Dr Paterson retired as director in 1941 but continued to serve as president of the Kenya Branch of the British Medical Association from 1946 to 1948.
“He stayed in the house for almost 40 years where he raised his children. He died in his home in 1959 at the age of 74,” she said.
In front of the house is a mugumo tree that the doctor planted for hanging clothes. Mercy says that the doctor wanted to cut the tree after he had no more use for it but learned that the Agikuyu considered it sacred and chose not to cut it. The tree is now 86 years old.
She adds that Dr Paterson did not plaster the house because he wanted it to look original and rustic with the stone detail protruding from the walls.

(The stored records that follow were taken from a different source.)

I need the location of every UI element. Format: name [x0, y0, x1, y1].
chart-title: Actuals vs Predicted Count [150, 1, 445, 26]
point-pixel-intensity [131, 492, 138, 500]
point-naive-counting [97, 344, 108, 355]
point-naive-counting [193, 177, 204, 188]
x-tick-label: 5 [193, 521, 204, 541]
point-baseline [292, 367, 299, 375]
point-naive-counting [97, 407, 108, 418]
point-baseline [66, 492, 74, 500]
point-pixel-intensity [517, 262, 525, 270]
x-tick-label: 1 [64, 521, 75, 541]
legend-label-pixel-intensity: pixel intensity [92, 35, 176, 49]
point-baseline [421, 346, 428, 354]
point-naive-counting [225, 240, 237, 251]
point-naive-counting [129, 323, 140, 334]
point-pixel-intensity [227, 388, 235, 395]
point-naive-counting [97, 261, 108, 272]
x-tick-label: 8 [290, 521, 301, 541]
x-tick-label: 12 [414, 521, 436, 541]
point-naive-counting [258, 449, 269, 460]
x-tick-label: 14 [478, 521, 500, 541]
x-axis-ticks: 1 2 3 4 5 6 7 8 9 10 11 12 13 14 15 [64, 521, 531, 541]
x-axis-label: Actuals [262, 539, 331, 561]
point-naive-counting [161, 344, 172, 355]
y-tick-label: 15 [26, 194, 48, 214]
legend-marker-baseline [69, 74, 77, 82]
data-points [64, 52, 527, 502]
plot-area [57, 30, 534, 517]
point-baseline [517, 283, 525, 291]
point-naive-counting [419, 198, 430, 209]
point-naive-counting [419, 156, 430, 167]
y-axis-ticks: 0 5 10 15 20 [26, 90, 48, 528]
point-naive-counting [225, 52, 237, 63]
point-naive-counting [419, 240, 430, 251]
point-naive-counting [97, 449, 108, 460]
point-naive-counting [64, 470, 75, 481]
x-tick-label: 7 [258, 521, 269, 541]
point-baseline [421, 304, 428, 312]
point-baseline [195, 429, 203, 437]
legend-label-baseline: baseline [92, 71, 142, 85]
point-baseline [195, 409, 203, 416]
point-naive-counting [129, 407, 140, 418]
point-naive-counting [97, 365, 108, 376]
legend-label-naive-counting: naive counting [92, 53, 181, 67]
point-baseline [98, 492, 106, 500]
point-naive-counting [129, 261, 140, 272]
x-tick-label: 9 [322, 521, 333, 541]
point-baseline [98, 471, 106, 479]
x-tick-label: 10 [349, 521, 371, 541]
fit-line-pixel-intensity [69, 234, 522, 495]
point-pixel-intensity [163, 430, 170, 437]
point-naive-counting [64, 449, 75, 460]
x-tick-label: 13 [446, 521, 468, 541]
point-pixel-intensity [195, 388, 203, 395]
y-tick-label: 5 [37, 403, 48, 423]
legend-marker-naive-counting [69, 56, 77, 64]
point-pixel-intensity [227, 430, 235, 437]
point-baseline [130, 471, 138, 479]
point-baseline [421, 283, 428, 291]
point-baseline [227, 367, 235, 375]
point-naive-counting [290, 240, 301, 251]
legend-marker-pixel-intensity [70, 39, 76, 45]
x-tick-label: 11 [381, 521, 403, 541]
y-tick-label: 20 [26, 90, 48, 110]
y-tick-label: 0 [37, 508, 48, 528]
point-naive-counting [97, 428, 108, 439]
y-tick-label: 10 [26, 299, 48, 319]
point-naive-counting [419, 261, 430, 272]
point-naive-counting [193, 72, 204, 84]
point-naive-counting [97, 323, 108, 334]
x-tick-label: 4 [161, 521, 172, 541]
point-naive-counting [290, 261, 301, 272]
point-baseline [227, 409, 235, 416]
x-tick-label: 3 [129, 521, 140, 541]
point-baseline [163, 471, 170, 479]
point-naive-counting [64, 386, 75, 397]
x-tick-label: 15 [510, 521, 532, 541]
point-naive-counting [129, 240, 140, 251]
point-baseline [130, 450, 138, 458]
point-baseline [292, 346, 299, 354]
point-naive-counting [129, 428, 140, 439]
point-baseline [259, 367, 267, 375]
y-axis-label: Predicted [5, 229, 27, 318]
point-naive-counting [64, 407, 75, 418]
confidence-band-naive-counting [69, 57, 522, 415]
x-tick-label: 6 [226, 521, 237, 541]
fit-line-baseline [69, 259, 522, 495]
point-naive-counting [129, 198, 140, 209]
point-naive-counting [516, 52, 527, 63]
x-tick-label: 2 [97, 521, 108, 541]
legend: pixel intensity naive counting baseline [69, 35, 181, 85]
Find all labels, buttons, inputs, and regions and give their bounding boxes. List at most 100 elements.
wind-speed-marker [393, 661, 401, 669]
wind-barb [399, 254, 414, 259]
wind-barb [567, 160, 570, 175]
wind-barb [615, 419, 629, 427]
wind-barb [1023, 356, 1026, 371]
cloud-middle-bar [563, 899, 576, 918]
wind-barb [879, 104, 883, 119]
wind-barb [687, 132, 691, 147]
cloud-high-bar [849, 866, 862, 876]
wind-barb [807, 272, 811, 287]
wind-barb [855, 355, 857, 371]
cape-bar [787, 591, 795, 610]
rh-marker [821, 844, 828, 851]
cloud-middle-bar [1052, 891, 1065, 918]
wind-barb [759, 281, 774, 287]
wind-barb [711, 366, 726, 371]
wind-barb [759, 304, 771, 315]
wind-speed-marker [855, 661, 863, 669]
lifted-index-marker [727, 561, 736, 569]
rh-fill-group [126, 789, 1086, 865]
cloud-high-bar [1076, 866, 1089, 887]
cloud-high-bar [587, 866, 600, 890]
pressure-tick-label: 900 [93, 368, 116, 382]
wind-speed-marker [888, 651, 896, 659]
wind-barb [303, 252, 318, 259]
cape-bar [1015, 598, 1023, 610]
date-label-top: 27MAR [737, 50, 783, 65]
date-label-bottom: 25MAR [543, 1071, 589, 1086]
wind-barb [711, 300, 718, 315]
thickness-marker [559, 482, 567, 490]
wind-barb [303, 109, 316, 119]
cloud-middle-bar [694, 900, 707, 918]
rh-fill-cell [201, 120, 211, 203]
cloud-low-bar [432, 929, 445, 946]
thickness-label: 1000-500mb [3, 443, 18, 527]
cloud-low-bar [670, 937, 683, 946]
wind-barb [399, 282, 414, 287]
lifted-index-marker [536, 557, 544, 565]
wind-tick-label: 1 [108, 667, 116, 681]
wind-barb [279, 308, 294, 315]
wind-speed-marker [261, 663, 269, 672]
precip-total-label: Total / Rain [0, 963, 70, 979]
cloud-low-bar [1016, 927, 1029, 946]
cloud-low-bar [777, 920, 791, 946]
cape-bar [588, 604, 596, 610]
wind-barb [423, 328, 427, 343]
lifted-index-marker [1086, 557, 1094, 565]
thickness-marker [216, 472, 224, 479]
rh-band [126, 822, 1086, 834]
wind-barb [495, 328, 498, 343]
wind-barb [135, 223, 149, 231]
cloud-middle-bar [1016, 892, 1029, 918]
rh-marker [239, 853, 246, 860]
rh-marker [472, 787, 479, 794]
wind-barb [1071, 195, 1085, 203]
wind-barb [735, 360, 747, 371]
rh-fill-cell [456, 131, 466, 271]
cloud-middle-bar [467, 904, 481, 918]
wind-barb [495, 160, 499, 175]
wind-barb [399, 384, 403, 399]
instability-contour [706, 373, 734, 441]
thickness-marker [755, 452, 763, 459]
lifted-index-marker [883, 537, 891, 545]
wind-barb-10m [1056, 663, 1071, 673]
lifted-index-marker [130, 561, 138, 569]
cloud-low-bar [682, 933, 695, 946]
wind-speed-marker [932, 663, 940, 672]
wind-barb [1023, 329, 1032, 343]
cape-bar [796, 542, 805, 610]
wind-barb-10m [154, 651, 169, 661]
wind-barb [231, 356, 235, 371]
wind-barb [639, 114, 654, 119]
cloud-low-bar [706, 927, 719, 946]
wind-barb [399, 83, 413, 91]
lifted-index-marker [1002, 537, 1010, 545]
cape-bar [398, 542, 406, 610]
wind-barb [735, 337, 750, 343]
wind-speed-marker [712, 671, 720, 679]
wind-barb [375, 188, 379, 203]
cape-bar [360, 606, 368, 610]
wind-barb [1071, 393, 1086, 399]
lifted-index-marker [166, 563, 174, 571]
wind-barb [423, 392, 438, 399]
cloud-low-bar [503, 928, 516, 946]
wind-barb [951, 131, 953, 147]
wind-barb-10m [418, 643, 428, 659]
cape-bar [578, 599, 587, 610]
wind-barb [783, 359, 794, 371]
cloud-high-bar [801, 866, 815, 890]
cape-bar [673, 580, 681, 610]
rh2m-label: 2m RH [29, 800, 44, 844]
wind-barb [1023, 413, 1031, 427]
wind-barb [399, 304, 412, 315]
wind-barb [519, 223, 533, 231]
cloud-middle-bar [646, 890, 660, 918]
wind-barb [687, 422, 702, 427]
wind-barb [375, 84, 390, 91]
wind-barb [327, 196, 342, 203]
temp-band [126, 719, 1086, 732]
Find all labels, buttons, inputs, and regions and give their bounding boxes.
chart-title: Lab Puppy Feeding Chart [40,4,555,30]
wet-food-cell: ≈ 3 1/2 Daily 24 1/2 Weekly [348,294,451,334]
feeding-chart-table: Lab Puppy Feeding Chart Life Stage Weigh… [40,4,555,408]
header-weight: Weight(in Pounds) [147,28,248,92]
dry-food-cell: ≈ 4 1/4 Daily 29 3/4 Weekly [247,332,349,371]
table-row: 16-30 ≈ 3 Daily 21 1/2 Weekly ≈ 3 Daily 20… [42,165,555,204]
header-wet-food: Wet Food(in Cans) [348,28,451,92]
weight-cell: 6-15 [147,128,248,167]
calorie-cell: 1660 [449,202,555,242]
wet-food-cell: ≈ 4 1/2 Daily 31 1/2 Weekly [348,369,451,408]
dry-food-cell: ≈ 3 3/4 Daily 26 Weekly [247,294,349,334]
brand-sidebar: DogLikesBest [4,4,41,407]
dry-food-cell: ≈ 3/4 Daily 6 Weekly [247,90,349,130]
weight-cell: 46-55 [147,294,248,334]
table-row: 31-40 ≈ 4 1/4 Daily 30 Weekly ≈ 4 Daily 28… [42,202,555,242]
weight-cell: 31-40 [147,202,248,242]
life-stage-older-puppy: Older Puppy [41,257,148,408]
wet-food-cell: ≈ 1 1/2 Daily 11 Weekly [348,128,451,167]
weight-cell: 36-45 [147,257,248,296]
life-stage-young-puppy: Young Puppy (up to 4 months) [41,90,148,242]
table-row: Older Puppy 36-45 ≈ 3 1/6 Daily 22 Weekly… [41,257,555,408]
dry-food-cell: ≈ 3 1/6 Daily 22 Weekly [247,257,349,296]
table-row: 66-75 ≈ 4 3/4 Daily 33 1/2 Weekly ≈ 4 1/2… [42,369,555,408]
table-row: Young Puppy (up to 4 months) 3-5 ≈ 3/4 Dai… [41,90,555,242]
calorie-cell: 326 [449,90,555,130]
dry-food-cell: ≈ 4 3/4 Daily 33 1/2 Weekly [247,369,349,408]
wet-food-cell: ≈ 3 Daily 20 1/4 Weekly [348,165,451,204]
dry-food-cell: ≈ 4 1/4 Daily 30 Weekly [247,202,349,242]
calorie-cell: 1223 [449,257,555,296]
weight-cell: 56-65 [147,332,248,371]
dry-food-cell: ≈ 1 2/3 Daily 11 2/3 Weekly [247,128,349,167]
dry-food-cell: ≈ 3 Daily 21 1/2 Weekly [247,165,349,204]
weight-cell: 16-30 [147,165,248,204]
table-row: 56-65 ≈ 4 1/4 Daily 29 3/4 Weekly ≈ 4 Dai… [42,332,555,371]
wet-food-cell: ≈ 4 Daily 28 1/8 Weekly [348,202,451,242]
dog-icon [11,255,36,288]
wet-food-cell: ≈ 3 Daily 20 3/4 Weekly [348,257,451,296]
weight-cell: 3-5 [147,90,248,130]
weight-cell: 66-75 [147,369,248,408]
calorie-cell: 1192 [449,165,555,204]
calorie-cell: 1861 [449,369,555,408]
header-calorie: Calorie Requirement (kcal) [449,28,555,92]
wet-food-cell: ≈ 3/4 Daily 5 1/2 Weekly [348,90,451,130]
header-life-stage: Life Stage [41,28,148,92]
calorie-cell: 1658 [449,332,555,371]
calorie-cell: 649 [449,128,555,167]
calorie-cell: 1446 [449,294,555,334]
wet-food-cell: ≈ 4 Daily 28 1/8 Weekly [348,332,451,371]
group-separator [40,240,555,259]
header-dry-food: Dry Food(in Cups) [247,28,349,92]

“Cement was also so expensive since they had to ship it from the UK. When it arrived at the port, they would transport it by train to Nairobi. Then carry it using ox carts from the railway station to Karen. Since Nairobi was basically a forest at that time, it would have taken days for the cement to arrive,” she said.
“They used red soil to put the stones together but used a very thick stone because the soil was slippery. This was to make sure the house would stand even though they did not use cement,” she added.
The house has been subdivided into two sections. One section of the house is rented as a whole at Sh150,000 per month to families. While the other section is rented per room.
Most of the rooms have now been transformed into master en-suite hotel rooms that are priced from Sh25,000 to Sh44,000 a night.
“This room (the honeymoon suite) was his resting room. He would have official meetings and brag about his magnificent view,” she said.
If only walls could talk, they would spill the secrets and plans that were hatched in that room.
“We have also tried to maintain the house by not making major changes since old is gold. We only repair it,” Mercy says.
The British colonial style of decor is still evident with Victorian furniture, a musical box, fireplaces and historical photos showing the arrival of the first train engines in Kenya.
Mercy says that some of the appliances such as the refrigerator, a grandfather clock and the gramophone still work.
“The historical artefacts from the 1900s compliment the section of the house with the unplastered walls and the old chandeliers dangling from the ceiling that still light up to this day,” she said.
An obituary written in the British Medical Journal on November 14, 1959 states, “Paterson was a prolific writer, and he brought out a two-volume book, which was printed in both English and Swahili, entitled The Book of Civilisation.
It told the African in simple language how to improve his standards of health and at the same time how to raise his living standards to enable him to take a full and proper part in the life of the colony.”
It is only poetic justice that a medical practitioner’s home was turned into a wellness sanctuary.
Unfortunately, the house and the 20-acre land it sits on are at risk of falling into the hands of auctioneers in an ongoing court battle between Mr Tuju and the East African Development Bank (EADB) due to a loan of $9.19 million (then Sh932.7 million) in July 2015.
The loans taken by Dari Restaurant, one of Tuju’s properties, were for the construction of Sh100 million three-story, flat-roofed mansions in Entim Sidai and the purchase of the late Dr Paterson’s 100-year-old house.